Fix local API service auth file for access-token-only bindings

[luoyanglang]

Summary

• keep the local API service takeover profile on API-key auth when its bound OAuth account has no id_token
• preserve the existing OAuth auth projection when the bound OAuth account has a non-empty id_token
• add regression coverage for both access-token-only and full OAuth binding cases

Root Cause

Access-token-only OAuth imports can have an empty id_token. When the local API service runtime API-key account was bound to one of those OAuth accounts, the shared bundle writer wrote an OAuth-shaped auth.json first and then applied the local provider override.

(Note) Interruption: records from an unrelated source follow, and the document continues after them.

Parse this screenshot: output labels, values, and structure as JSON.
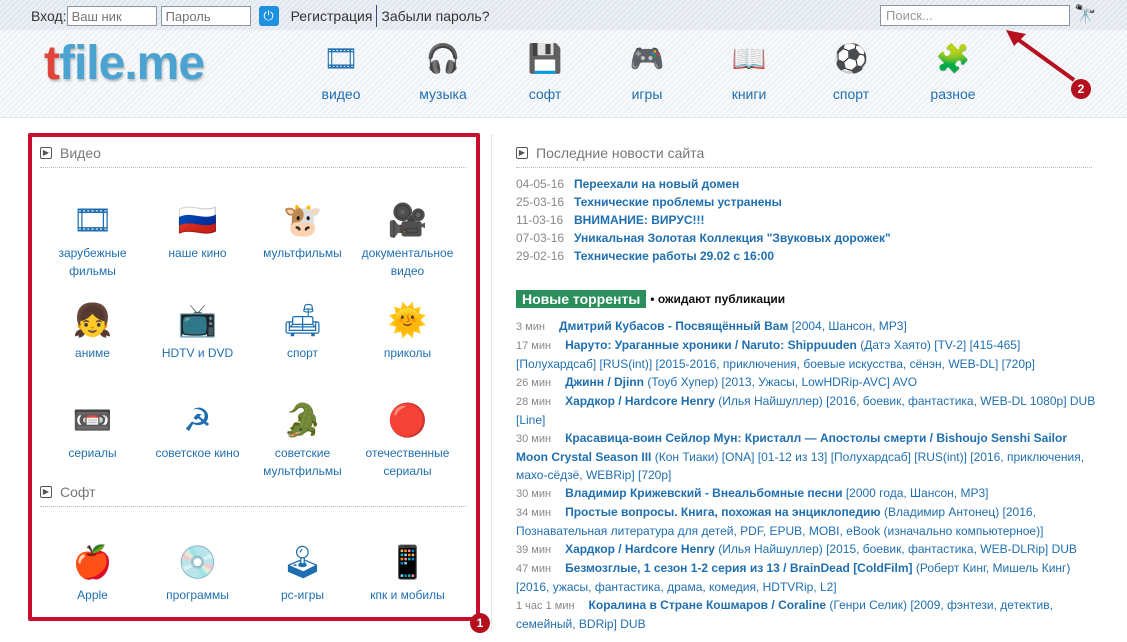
{
  "header": {
    "login_label": "Вход:",
    "nick_placeholder": "Ваш ник",
    "password_placeholder": "Пароль",
    "register": "Регистрация",
    "forgot": "Забыли пароль?",
    "search_placeholder": "Поиск...",
    "logo": "tfile.me",
    "logo_first": "t",
    "logo_rest": "file.me"
  },
  "nav": [
    {
      "label": "видео",
      "icon": "film-reel-icon",
      "g": "🎞"
    },
    {
      "label": "музыка",
      "icon": "headphones-icon",
      "g": "🎧"
    },
    {
      "label": "софт",
      "icon": "floppy-pencil-icon",
      "g": "💾"
    },
    {
      "label": "игры",
      "icon": "gamepad-icon",
      "g": "🎮"
    },
    {
      "label": "книги",
      "icon": "typewriter-icon",
      "g": "📖"
    },
    {
      "label": "спорт",
      "icon": "soccer-ball-icon",
      "g": "⚽"
    },
    {
      "label": "разное",
      "icon": "blocks-icon",
      "g": "🧩"
    }
  ],
  "video": {
    "title": "Видео",
    "items": [
      {
        "label": "зарубежные фильмы",
        "icon": "film-reel-icon",
        "g": "🎞"
      },
      {
        "label": "наше кино",
        "icon": "russia-flag-icon",
        "g": "🇷🇺"
      },
      {
        "label": "мультфильмы",
        "icon": "cartoon-cow-icon",
        "g": "🐮"
      },
      {
        "label": "документальное видео",
        "icon": "cameraman-icon",
        "g": "🎥"
      },
      {
        "label": "аниме",
        "icon": "anime-girl-icon",
        "g": "👧"
      },
      {
        "label": "HDTV и DVD",
        "icon": "tv-icon",
        "g": "📺"
      },
      {
        "label": "спорт",
        "icon": "armchair-ball-icon",
        "g": "🛋"
      },
      {
        "label": "приколы",
        "icon": "funny-sun-icon",
        "g": "🌞"
      },
      {
        "label": "сериалы",
        "icon": "film-strip-icon",
        "g": "📼"
      },
      {
        "label": "советское кино",
        "icon": "hammer-sickle-icon",
        "g": "☭"
      },
      {
        "label": "советские мультфильмы",
        "icon": "crocodile-icon",
        "g": "🐊"
      },
      {
        "label": "отечественные сериалы",
        "icon": "russia-ball-icon",
        "g": "🔴"
      }
    ]
  },
  "soft": {
    "title": "Софт",
    "items": [
      {
        "label": "Apple",
        "icon": "apple-icon",
        "g": "🍎"
      },
      {
        "label": "программы",
        "icon": "cd-icon",
        "g": "💿"
      },
      {
        "label": "pc-игры",
        "icon": "pc-games-icon",
        "g": "🕹"
      },
      {
        "label": "кпк и мобилы",
        "icon": "phone-icon",
        "g": "📱"
      }
    ]
  },
  "news": {
    "title": "Последние новости сайта",
    "items": [
      {
        "date": "04-05-16",
        "title": "Переехали на новый домен"
      },
      {
        "date": "25-03-16",
        "title": "Технические проблемы устранены"
      },
      {
        "date": "11-03-16",
        "title": "ВНИМАНИЕ: ВИРУС!!!"
      },
      {
        "date": "07-03-16",
        "title": "Уникальная Золотая Коллекция \"Звуковых дорожек\""
      },
      {
        "date": "29-02-16",
        "title": "Технические работы 29.02 с 16:00"
      }
    ]
  },
  "torrents": {
    "title": "Новые торренты",
    "subtitle": "• ожидают публикации",
    "items": [
      {
        "time": "3 мин",
        "title": "Дмитрий Кубасов - Посвящённый Вам",
        "rest": " [2004, Шансон, MP3]"
      },
      {
        "time": "17 мин",
        "title": "Наруто: Ураганные хроники / Naruto: Shippuuden",
        "rest": " (Датэ Хаято) [TV-2] [415-465] [Полухардсаб] [RUS(int)] [2015-2016, приключения, боевые искусства, сёнэн, WEB-DL] [720p]"
      },
      {
        "time": "26 мин",
        "title": "Джинн / Djinn",
        "rest": " (Тоуб Хупер) [2013, Ужасы, LowHDRip-AVC] AVO"
      },
      {
        "time": "28 мин",
        "title": "Хардкор / Hardcore Henry",
        "rest": " (Илья Найшуллер) [2016, боевик, фантастика, WEB-DL 1080p] DUB [Line]"
      },
      {
        "time": "30 мин",
        "title": "Красавица-воин Сейлор Мун: Кристалл — Апостолы смерти / Bishoujo Senshi Sailor Moon Crystal Season III",
        "rest": " (Кон Тиаки) [ONA] [01-12 из 13] [Полухардсаб] [RUS(int)] [2016, приключения, махо-сёдзё, WEBRip] [720p]"
      },
      {
        "time": "30 мин",
        "title": "Владимир Крижевский - Внеальбомные песни",
        "rest": " [2000 года, Шансон, MP3]"
      },
      {
        "time": "34 мин",
        "title": "Простые вопросы. Книга, похожая на энциклопедию",
        "rest": " (Владимир Антонец) [2016, Познавательная литература для детей, PDF, EPUB, MOBI, eBook (изначально компьютерное)]"
      },
      {
        "time": "39 мин",
        "title": "Хардкор / Hardcore Henry",
        "rest": " (Илья Найшуллер) [2015, боевик, фантастика, WEB-DLRip] DUB"
      },
      {
        "time": "47 мин",
        "title": "Безмозглые, 1 сезон 1-2 серия из 13 / BrainDead [ColdFilm]",
        "rest": " (Роберт Кинг, Мишель Кинг) [2016, ужасы, фантастика, драма, комедия, HDTVRip, L2]"
      },
      {
        "time": "1 час 1 мин",
        "title": "Коралина в Стране Кошмаров / Coraline",
        "rest": " (Генри Селик) [2009, фэнтези, детектив, семейный, BDRip] DUB"
      }
    ]
  },
  "annotations": [
    "1",
    "2"
  ],
  "colors": {
    "accent": "#1f6fb0",
    "highlight": "#c8102e",
    "badge": "#2a8f5a"
  }
}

That could leave the takeover profile with OPENAI_API_KEY: null and tokens.id_token: "", which the client rejects as an invalid ID token.

Validation

• cargo fmt -p cockpit-tools
• cargo test -p cockpit-tools --lib api_key_bundle_bound -- --nocapture
• cargo test -p cockpit-tools --lib build_auth_file_value -- --nocapture
• cargo test -p cockpit-tools --lib api_key_config_toml -- --nocapture
• cargo test -p cockpit-tools --lib codex_account -- --nocapture
• cargo test -p cockpit-tools --lib local_access_profile -- --nocapture
• cargo check -p cockpit-tools
• npm run typecheck

No user-facing configuration changed, so no public docs were updated.

Related

• Make Codex LB a managed CPTools provider #980 also changes local API service provider handling. This PR is limited to the auth file shape for access-token-only bound OAuth accounts and can be rebased if Make Codex LB a managed CPTools provider #980 lands first.
• [codex] fix local access probe URL #983 is in the local API service area but fixes probe URL construction, not auth file generation.